Mack was selected for the award by the Wisconsin Community Services, which works with disenfranchised and highest risk residents. He works there as a peer support specialist, a job he landed after performing his one-man play about escaped slave, Joshua Glover, who was busted out of a Milwaukee jail after being apprehended in Wisconsin under the Fugitive Slave Act.
Mack knew as a kid he wanted to be on the stage from watching Garret Morris on “Saturday Night Live.” He got his acting chops thanks to his mother. He and his older brother would entertain guests when she hosted house parties. The two would recreate the dances of the Jackson Five that they saw on American Band Stand and Soul Train.
“That’s when I really started creating my own little skits,” said Mack, owner of Mack Production LLC. “I knew theater was where my calling was.”
Mack called being recognized for the award inspiring and invigorating.
“This is our Oscars for formerly incarcerated people,” he said. “The streets acknowledged us. The state of Wisconsin acknowledged us when we did wrong. So for us to acknowledge one another when we are doing right, that’s a great irony. Let’s get used to going after our dreams.”

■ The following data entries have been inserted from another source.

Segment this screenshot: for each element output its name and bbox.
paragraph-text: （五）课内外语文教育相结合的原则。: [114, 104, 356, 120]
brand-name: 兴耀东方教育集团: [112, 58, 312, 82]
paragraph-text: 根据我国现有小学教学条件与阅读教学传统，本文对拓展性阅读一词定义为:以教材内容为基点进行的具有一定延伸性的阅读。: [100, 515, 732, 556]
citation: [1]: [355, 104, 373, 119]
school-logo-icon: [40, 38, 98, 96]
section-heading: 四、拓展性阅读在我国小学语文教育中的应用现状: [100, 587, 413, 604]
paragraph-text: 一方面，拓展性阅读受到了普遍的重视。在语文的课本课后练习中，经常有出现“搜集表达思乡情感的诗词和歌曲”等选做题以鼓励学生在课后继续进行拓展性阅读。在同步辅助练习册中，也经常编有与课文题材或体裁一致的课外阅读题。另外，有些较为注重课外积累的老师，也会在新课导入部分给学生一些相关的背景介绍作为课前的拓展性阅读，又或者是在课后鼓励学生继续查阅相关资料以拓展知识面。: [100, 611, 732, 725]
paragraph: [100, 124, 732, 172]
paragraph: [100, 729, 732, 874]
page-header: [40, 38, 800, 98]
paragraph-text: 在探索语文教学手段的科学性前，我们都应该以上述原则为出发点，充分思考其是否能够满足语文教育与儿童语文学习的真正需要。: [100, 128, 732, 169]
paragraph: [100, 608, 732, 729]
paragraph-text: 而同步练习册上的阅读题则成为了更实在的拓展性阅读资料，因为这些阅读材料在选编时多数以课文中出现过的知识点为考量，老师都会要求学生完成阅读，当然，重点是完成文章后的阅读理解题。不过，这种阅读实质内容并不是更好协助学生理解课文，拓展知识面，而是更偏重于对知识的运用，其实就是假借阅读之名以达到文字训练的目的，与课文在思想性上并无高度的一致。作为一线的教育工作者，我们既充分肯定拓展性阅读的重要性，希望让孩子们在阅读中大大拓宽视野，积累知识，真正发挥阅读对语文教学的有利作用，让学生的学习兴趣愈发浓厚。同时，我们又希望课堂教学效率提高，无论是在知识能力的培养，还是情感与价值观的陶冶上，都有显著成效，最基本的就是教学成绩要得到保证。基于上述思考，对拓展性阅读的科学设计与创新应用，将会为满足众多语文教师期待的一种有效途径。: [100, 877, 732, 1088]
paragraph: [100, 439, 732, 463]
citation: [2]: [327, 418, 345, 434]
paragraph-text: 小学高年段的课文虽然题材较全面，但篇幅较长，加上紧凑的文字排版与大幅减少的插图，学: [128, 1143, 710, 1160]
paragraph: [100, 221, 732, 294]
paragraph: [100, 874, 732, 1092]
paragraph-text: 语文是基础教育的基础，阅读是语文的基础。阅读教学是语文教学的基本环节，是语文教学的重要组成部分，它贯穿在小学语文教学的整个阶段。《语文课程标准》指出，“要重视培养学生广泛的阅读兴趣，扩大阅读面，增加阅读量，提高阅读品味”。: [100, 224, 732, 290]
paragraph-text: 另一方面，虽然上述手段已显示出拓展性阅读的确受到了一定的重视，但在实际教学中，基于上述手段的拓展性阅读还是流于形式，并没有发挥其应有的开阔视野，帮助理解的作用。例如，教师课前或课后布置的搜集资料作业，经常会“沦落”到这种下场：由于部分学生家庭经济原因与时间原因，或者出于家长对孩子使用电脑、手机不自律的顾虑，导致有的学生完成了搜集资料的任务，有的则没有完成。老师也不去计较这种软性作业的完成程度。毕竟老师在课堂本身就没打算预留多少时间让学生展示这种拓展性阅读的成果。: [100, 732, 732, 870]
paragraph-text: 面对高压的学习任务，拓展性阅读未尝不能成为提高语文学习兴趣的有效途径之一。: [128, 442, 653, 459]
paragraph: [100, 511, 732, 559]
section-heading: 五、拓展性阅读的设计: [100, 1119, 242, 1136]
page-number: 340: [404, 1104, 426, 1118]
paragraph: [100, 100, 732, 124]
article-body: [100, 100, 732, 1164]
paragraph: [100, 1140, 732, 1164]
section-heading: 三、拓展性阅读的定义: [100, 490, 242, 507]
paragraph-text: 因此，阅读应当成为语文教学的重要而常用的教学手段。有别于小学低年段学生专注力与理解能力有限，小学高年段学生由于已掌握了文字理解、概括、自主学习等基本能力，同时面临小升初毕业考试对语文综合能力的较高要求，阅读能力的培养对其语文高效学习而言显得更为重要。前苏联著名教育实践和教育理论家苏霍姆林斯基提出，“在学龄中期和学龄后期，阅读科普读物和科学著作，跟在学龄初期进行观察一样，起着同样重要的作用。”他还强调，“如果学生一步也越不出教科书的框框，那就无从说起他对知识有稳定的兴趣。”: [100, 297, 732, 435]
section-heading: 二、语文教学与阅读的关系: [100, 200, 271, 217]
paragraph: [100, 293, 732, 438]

Honoree Jason O’Malley agreed. “So often the media and everybody focuses on negative stories — people going back (to prison), people committing crimes and not highlighting or showcasing the stories that people are doing well. I am very thanks for that,” he said.
O’Malley was selected for the Correcting the Narrative award by the founder of the Wisconsin-based re-entry support program Fair Shake. He has worked with the founder on developing a better metric to determine how well returning citizens integrate back into society over the standard recidivism rate.
Not bad for someone who has always been good with numbers. O’Malley could be labeled as a math prodigy. But bad choices early in life landed him inside a federal prison in Pennsylvania for drug possession.
But he didn’t let his math skills go to waste. In prison, O’Malley tutored others in algebra and calculus. That didn’t stop once released. He continued to tutor formerly incarcerated individuals helping them prepare for their GED.
“I’ve been tutoring and helping people all my life,” O’Malley said, adding that the first person he tutored growing up in a low-income housing development in Warren, Ohio was his mother. He helped her study for the GED.
“So when I went to prison, the job that I wanted to get is tutoring. I was just going to do it just to get the money until I found out this is what I am supposed to be doing,” said O’Malley, an Ohio native who lives in Pittsburgh.
Now O’Malley is part of a burgeoning movement to push STEM education in conjunction with vocational education for the incarcerated and the formerly incarcerated. Individuals impacted by the criminal justice system should not be just limited to vocational training, he said.
He’s finishing his bachelor’s degree in anthropology at Youngstown State University and plans to get a master’s.
“I’m thankful to be recognized because I worked really hard at helping people all my life. So, it felt good to be validated,” O’Malley said.
He applauded Ross for highlighting the lives of returning citizens who are “still trying to work hard to change things.”